Friday, December 02, 2005

Destruction of Perfection

It's hard to believe that December is here. I love the start of a new month because it means new beginnings. I hate to fail. I guess there is no one that loves it. But I feel like a gymnist bending over backwards sometimes to keep from failing. Interpretation: I don't try anything so I don't have to fail. Stupid, I know, and I see this weakness in myself. In fact, that's why I'm doing this blog. Sadly enough, even as I started to write today my fear halted me several hours before I could even begin typing. There is something so thrilling and yet intimidating about a blank page. Doing this is forcing me to write in spite of my perfectionistic fear. I know I need to enjoy the journey of writing instead of fearing what may be said, or how foolish I look. Writing is not the only area of my life that I'm paralyzed. It's everywhere.
I had an epiphany while reading Edith Scaeffer's book,
Hidden Art, that I could be enjoying all the arts every day without waiting to be the great writer, artist, gardener, cook, musician, ect. I can change my little piece of the planet even if it's not always my ideal. Perfectionism is destructive in how it keeps me from even beginning. So to stretch myself, I have begun to take baby steps everyday so I will incorporate more of the arts in my daily life. I am learning to knit. I draw sketches and doodles on everything from kid's chore charts to my grocery list. I have all types of music playing throughout the day from Mozart to Rap and I dance or sing loudly along with my kids. I set the table and get creative with the centerpiece based on the mood I want to create. It can be as casual (Open peanut butter jar with celery "flowers" sticking out of it) or as elegant as I like (raised cake plate with flowers arranged elegantly and candles all around).

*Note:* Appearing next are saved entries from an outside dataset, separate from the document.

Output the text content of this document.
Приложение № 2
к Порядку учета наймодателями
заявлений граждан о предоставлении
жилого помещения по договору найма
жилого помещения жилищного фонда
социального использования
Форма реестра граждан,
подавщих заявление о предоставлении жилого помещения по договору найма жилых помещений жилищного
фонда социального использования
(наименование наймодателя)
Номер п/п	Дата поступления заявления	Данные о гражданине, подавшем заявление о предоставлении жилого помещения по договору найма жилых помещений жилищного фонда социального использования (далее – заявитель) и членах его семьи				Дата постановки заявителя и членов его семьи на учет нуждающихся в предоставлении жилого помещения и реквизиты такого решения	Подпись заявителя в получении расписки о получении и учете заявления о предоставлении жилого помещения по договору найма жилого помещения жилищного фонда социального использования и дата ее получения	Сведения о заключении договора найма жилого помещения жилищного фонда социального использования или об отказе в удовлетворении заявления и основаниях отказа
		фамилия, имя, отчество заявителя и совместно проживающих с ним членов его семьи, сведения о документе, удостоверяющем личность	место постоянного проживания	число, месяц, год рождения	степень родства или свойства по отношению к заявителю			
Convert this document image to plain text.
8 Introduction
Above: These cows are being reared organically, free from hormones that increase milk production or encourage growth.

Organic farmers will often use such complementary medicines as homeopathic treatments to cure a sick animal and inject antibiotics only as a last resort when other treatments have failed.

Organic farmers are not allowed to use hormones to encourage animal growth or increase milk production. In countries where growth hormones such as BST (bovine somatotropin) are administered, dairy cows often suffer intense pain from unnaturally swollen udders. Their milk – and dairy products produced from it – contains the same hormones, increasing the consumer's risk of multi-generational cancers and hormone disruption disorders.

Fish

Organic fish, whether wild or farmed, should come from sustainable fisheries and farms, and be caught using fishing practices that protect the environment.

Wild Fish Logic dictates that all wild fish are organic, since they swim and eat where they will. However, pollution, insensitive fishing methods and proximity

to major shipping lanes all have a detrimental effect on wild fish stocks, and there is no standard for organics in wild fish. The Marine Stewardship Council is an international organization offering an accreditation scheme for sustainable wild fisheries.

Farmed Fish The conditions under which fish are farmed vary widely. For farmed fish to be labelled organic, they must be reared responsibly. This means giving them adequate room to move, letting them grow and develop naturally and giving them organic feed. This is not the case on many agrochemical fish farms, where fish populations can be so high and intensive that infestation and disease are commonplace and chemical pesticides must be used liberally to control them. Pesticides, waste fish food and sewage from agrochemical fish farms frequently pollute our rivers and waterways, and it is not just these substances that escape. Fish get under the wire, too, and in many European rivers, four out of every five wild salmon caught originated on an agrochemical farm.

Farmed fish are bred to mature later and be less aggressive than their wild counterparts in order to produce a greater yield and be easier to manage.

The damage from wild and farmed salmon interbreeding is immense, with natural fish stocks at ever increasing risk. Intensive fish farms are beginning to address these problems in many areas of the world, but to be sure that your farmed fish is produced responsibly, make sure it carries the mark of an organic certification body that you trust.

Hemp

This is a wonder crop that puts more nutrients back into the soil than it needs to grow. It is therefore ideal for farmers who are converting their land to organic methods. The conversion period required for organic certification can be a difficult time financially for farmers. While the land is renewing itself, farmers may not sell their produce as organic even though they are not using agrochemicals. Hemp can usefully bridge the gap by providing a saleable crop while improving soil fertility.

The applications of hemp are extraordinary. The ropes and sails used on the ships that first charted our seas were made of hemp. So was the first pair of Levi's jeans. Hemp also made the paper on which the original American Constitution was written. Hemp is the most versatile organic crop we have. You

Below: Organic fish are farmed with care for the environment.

I want to create beauty all around me. I want to inspire others and energize them. I'm tired of waiting. I'm tired of fearing. Let me aim NOT to be perfect but to be beautifully imperfect.

3 comments:

SuperMom said...

PERFECTLY said.

I am excited to peek into your thoughts. And I am proud beyond words of this step you have taken. WAY TO GO!!!!! Girl, we are going to break down the walls of perfection and set our sisters free!! WOO-HOO!!! This is going to be fun :-)

heartsjoy said...

Awesome, you little writer you! I'm glad you are steering away from that perfectionism! I loved the ideas you had on making table arrangements. I also loved the final quote which to me seemed to be one that could go down in history. You know how people always quote others, it is that calaber. That is of course when a publisher gets hold of it! Beautifully imperfect! Gotta love that!

ste-pha-nie said...

Oh! I love how you have written about the beauty of imperfection! Sometimes I wonder if my fear of failure is sometimes my fear (discomfort) in being judged. As I get "older" (haha) I begin to get over that fear, everso slowly. Being creative is good - it's about keeping the flame of living alive :) Always learning, always seeing the beauty in the 'ordninary' always imagining the possibilities and opportunities no matter what the situation.